Forebank Nursing Home has set up a sweet shop selling forgotten favourites and over the past five months it has been proving beneficial to residents.
Jars of everything from sherbet lemons to raspberry bonbons feature in the shop, which is open in the mornings.
The residents choose which treats they would like to have stocked and the favourites are the raspberry ruffles and bonbons.
Jim Harris, 82, said he looks forward to going up to buy his sweets every day a stark contrast to the olden days when he remembers getting two ounces a week on his rations.
The sweets are not the only things from a bygone era as the staff have worked hard to obtain an old-fashioned till as well as an old set of scales and an ice-cream machine.
Home manager Karen Richardson said: “There are a lot of benefits. When people come in and see all the sweets from their generation it brings back memories.

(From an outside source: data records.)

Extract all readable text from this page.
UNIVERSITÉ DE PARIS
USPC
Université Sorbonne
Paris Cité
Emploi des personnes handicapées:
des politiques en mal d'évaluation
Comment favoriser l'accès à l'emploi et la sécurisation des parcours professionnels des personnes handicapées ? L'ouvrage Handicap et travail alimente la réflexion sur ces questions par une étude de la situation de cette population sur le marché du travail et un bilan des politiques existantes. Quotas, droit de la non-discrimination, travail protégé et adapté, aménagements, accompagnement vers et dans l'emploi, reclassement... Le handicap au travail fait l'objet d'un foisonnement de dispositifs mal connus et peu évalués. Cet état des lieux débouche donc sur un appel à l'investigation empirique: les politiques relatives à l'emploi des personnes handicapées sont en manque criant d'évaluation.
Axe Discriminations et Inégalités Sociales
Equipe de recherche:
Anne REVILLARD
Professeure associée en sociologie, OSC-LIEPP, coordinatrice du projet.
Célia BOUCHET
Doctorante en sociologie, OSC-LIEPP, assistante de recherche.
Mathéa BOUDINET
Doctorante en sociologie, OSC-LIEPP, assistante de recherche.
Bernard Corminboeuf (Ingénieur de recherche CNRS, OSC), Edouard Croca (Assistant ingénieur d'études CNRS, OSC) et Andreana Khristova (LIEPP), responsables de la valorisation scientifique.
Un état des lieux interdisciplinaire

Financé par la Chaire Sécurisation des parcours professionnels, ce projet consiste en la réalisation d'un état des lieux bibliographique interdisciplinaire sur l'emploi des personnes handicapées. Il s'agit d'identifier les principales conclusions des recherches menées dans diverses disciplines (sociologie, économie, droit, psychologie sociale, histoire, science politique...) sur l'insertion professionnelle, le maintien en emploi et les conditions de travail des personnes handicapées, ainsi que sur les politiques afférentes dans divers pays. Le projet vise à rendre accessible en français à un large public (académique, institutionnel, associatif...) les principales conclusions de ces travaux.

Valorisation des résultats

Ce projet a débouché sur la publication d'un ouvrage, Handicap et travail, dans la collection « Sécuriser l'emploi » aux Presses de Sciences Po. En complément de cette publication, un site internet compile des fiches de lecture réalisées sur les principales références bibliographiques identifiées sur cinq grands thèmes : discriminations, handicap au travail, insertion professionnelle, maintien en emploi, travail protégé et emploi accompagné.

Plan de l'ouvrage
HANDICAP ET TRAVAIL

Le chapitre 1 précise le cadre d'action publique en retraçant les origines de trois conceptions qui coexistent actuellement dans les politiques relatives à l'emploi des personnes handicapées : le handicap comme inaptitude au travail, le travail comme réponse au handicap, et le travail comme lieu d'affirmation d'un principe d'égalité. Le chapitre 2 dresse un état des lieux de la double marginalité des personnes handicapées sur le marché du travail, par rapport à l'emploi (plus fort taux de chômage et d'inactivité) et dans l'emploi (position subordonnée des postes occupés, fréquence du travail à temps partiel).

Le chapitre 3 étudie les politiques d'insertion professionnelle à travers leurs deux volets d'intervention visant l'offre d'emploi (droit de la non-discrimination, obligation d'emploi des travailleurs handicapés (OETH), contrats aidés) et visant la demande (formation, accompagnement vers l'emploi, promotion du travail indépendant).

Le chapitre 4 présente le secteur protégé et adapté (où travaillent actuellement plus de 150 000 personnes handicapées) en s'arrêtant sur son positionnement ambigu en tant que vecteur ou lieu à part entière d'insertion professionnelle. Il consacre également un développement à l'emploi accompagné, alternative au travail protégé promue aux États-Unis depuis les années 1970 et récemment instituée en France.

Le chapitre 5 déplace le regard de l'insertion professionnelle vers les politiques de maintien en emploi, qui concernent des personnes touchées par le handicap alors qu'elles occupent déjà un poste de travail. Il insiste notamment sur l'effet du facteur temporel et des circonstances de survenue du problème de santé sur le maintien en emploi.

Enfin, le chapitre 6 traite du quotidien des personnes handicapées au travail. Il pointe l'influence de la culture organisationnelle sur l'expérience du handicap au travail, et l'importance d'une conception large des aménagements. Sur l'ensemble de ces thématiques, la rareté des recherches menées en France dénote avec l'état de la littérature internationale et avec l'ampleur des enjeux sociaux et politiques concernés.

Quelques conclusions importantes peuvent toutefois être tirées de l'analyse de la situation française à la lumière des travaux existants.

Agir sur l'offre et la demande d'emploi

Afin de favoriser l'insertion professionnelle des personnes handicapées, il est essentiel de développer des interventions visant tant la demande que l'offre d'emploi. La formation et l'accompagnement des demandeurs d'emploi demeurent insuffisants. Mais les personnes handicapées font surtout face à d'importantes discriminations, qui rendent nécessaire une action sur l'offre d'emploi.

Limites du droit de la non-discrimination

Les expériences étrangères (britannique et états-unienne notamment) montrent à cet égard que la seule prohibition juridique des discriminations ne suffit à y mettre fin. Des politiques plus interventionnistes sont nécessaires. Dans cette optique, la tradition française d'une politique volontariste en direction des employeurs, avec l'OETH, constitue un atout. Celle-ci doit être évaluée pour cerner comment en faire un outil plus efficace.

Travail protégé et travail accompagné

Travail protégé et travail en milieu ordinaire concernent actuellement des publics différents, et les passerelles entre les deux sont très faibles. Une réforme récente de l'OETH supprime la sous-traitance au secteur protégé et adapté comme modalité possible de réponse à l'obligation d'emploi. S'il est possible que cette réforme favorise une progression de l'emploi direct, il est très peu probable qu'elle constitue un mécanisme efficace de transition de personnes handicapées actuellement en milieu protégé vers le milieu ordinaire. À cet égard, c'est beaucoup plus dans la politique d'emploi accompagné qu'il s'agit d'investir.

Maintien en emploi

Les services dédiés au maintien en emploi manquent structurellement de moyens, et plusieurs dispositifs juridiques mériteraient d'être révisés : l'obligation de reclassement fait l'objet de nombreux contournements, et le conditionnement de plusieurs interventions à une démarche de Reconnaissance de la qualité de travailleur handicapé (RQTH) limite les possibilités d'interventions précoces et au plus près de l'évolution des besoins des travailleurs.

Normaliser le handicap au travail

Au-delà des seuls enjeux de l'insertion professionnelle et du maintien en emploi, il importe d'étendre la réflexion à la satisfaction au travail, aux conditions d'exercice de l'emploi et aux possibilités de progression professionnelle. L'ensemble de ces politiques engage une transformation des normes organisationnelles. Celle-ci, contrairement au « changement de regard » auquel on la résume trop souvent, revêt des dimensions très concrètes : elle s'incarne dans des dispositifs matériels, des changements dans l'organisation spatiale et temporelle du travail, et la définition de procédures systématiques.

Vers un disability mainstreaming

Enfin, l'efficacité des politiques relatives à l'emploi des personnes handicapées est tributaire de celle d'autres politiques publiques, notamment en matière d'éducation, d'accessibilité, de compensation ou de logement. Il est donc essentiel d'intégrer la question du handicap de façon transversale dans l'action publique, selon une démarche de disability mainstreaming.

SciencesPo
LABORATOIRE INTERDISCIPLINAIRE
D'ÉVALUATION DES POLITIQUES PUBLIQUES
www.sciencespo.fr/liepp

“There is quite a lot of remembering goes on when they come in and you hear all sorts of stories.”
Former shop worker Ann Cosgrove, 83, enjoyed playing shop behind the counter, which is usually manned by care home staff.
She said: “Many moons ago I worked in a shop and I’ve also got a sweet tooth.”
The director of the home, Debbie Douglas, said: “The sweet shop was something we had been speaking about for ages and we had the separate room.
“We just wanted the residents to come and feel they are out doing their own shopping. Any money it brings in just goes back into buying more sweets.”